There’s a familiar illustration of the frog that gets put in a pot of water and slowly heated. It doesn’t jump out, because it doesn’t notice the temperature change and so it is cooked alive. I feel like the frog that has been dumped back into boiling water and I am desperately trying to jump out.

Last week, one of our MPs, a bright and passionate young woman called Jo Cox, was murdered because she refused to give in to the narrative of fear. She campaigned tirelessly for the needy in her constituency and in the world. As the news spread of her death, it was as if more people were suddenly recognising the boiling water we have been sitting in. She was killed by an individual, but that individual was influenced by a rhetoric of hate and fear.

Am I just naïve to believe it could be any other way?

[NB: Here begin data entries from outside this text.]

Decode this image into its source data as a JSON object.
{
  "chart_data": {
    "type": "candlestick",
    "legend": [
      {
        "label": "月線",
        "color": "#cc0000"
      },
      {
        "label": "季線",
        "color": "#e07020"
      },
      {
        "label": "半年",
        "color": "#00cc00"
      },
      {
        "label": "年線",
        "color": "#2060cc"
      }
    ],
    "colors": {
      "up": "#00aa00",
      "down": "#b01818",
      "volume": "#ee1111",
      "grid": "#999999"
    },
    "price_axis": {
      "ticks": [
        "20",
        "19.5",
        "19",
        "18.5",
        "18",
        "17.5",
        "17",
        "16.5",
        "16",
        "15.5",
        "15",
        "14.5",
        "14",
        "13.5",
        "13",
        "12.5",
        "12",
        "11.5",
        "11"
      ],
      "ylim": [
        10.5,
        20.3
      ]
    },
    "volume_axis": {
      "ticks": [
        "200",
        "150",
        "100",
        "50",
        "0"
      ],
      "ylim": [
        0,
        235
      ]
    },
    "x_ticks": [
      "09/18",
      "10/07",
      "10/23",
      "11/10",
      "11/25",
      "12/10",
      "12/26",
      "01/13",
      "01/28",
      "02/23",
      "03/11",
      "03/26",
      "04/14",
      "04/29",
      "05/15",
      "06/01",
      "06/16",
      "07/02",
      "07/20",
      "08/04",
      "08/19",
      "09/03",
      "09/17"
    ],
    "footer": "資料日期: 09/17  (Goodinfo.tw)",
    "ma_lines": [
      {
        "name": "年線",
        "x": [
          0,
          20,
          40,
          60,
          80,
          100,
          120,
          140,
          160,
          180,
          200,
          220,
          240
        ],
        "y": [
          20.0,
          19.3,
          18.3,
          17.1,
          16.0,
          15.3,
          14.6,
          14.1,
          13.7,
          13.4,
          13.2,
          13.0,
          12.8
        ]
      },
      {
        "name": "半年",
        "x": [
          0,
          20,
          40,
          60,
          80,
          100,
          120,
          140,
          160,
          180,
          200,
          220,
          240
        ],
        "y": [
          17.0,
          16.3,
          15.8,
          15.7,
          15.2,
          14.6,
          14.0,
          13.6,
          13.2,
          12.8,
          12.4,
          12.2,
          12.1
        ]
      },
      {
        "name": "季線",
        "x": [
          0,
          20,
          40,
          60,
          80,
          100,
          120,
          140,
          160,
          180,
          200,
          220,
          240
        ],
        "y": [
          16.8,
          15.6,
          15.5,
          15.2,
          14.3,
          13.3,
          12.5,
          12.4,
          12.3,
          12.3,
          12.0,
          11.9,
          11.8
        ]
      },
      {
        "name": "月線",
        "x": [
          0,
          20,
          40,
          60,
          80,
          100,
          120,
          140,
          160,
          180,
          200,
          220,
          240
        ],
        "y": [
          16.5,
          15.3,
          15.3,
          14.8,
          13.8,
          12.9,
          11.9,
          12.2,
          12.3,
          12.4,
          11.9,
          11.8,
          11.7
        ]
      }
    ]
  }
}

Here in the UK, there’s been a strong consensus that religion and politics don’t mix. Alastair Campbell, Tony Blair’s spin chief, once famously said, “We don’t do God.” Now, more than ever, I wish more Christians would reimagine what it looks like to be a Christian voter. I wish we can begin de-privatising our faith and recognise that salvation, if it means anything at all, has to include the redemption of our politics.

What I firmly believe it that that does not look like voting the same way on everything. It doesn’t look like only caring about “Christian” issues. It doesn’t look like one “Christian” party.

Instead, how might we bring our values of compassion and peace and justice into this area of our lives? How might we learn and model good disagreement? How might we seek the common good above personal advancement, reaching across party lines when it means justice is done and communities flourish.

As a voter, today walking to the polls, I think that looks like refusing to let fear guide my vote. It looks like encouraging the people around me to do the same.

In so many of his interactions, Jesus turned his listeners’ presuppositions on their heads. He challenged the status quo, the political and religious narrative they were living their lives by, and he offered a better way. Jesus offered a way of grace-filled love instead of hatred, genuine collaboration instead of fear, surprising generosity instead of greed.

We might not be politicians or professional lobbyists, but we all have a (often hard-fought-for) vote. How we vote—even how we communicate about how we vote—can be a prophetic witness of the kind of world we seek, the kind we are willing to live for.

“The Kingdom of Heaven is near,” Jesus said. May it be so, even as we walk into the voting booth.